09.04.2022 – 11.12 – La paura e l’incertezza sono i comuni denominatori di questo 2022. Lo scoppio della guerra in Ucraina ha peggiorato ulteriormente uno scenario già fortemente condizionato da un’inflazione mai vista e da una pandemia che dura ormai da più di due anni. Le conseguenze a livello sociale sono devastanti, ma pure a livello economico e finanziario la situazione si è fatta molto pesante. Sono già tante le persone che si stanno impegnando per mettere al riparo i propri capitali.
Sui mercati c’è una grande volatilità: le opportunità per attuare mosse speculative non mancano, ma la maggior parte dei risparmiatori in questo momento si orienta verso gli investimenti più sicuri. Tornano quindi di moda i cosiddetti beni rifugio e quei prodotti di investimento che permettono di tenere il rischio a livelli più bassi. Per fare le migliori scelte di finanza personale è necessario conoscere le varie soluzioni disponibili e le loro caratteristiche.
I conti deposito tra le soluzioni a basso rischio
Bisogna partire con una doverosa precisazione: qualsiasi investimento comporta una percentuale di rischio, che può variare a seconda della strategia scelta e da altri fattori. Come precisato dagli esperti di Borsamercato.com, gli investimenti veramente sicuri sono quelli che presentano un grado di rischio piuttosto contenuto. Tra questi si inseriscono i conti deposito. I pericoli collegati a questi particolari conti sono davvero bassi: c’è il rischio di controparte, rappresentato dall’eventualità di fallimento della banca presso cui il conto è stato aperto, ma è limitato dal Fondo Interbancario che garantisce le somme fino a 100.000 euro.

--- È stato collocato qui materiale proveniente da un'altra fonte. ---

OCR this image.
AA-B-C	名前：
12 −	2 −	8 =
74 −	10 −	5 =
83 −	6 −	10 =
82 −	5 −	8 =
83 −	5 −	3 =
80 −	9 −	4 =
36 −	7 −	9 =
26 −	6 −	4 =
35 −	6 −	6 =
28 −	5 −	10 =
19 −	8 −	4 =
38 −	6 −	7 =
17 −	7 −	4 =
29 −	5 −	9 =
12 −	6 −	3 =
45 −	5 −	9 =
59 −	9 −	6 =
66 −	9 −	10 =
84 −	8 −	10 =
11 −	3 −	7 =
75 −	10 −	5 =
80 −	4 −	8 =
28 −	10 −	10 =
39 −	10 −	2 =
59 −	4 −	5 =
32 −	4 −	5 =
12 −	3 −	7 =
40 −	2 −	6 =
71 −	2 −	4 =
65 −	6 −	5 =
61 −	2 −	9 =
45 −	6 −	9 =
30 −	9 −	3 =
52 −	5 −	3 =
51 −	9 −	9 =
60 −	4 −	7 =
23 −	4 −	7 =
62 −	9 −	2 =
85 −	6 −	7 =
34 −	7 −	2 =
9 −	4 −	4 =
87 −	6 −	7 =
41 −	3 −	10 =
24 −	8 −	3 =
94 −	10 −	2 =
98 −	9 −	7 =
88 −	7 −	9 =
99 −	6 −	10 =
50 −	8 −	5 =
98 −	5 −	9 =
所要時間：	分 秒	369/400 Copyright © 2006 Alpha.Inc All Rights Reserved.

Il problema è legato ai rendimenti, che non sono particolarmente allettanti: i guadagni più alti sono quelli offerti dai conti deposito vincolati che prevedono il blocco delle somme per i periodi più lunghi.
Gli investimenti più sicuri più amati dagli italiani
Esistono dei particolari contratti detti Pronti Contro Termine con cui la banca si impegna a ricomprare dei titoli (bond statali o obbligazioni private) acquistati dal cliente. Sulla carta sembrerebbe un’operazione sicura, anche perché la garanzia fino a 100.000 euro è presente pure in questo caso, però prima di firmare il contratto è necessario leggere con attenzione tutte le clausole, soprattutto quelle che permettono alla banca di liberarsi dall’obbligo di riacquisto dei titoli.
Gli italiani sono un popolo di risparmiatori e da sempre i Buoni Postali rientrano tra le soluzioni più apprezzate. I motivi sono tanti: c’è la garanzia dello Stato, i costi sono davvero bassi (si paga l’imposta di bollo solo per importi superiori ai 5.000 euro) e la tassazione è agevolata. Ma queste certezze hanno un prezzo e questo prezzo è rappresentato dai tassi di interesse, che sono davvero molto bassi. D’altronde la regola è sempre la stessa: più è sicuro l’investimento e minore è il suo rendimento.
Obbligazioni e trading: qual è il loro livello di rischio?
Le obbligazioni vengono sempre indicate tra gli investimenti più sicuri. Ovviamente il livello di sicurezza è dettato dalla solidità del soggetto che emette il titolo: è un discorso che riguarda anche i titoli di stato. Il problema è che con l’inflazione alle stelle di oggi il loro valore nel lungo periodo è destinato a ridursi. Per ovviare a questo problema è possibile optare per le obbligazioni indicizzate, il cui rendimento è collegato proprio all’andamento dell’indice dei prezzi al consumo.
Infine si può fare un accenno al trading online. Si tratta di un’attività decisamente più rischiosa rispetto alle soluzioni elencate in precedenza, ma meno pericolosa rispetto agli investimenti tradizionali nei vari asset finanziari. Il trading infatti consente di investire anche importi contenuti, sia al rialzo che al ribasso, permette di gestire il rischio tramite appositi strumenti e presenta costi contenuti. Inoltre, se si sceglie un broker regolamentato come Ava Trade e XTB, si ha la certezza di avere a che fare con intermediari affidabili.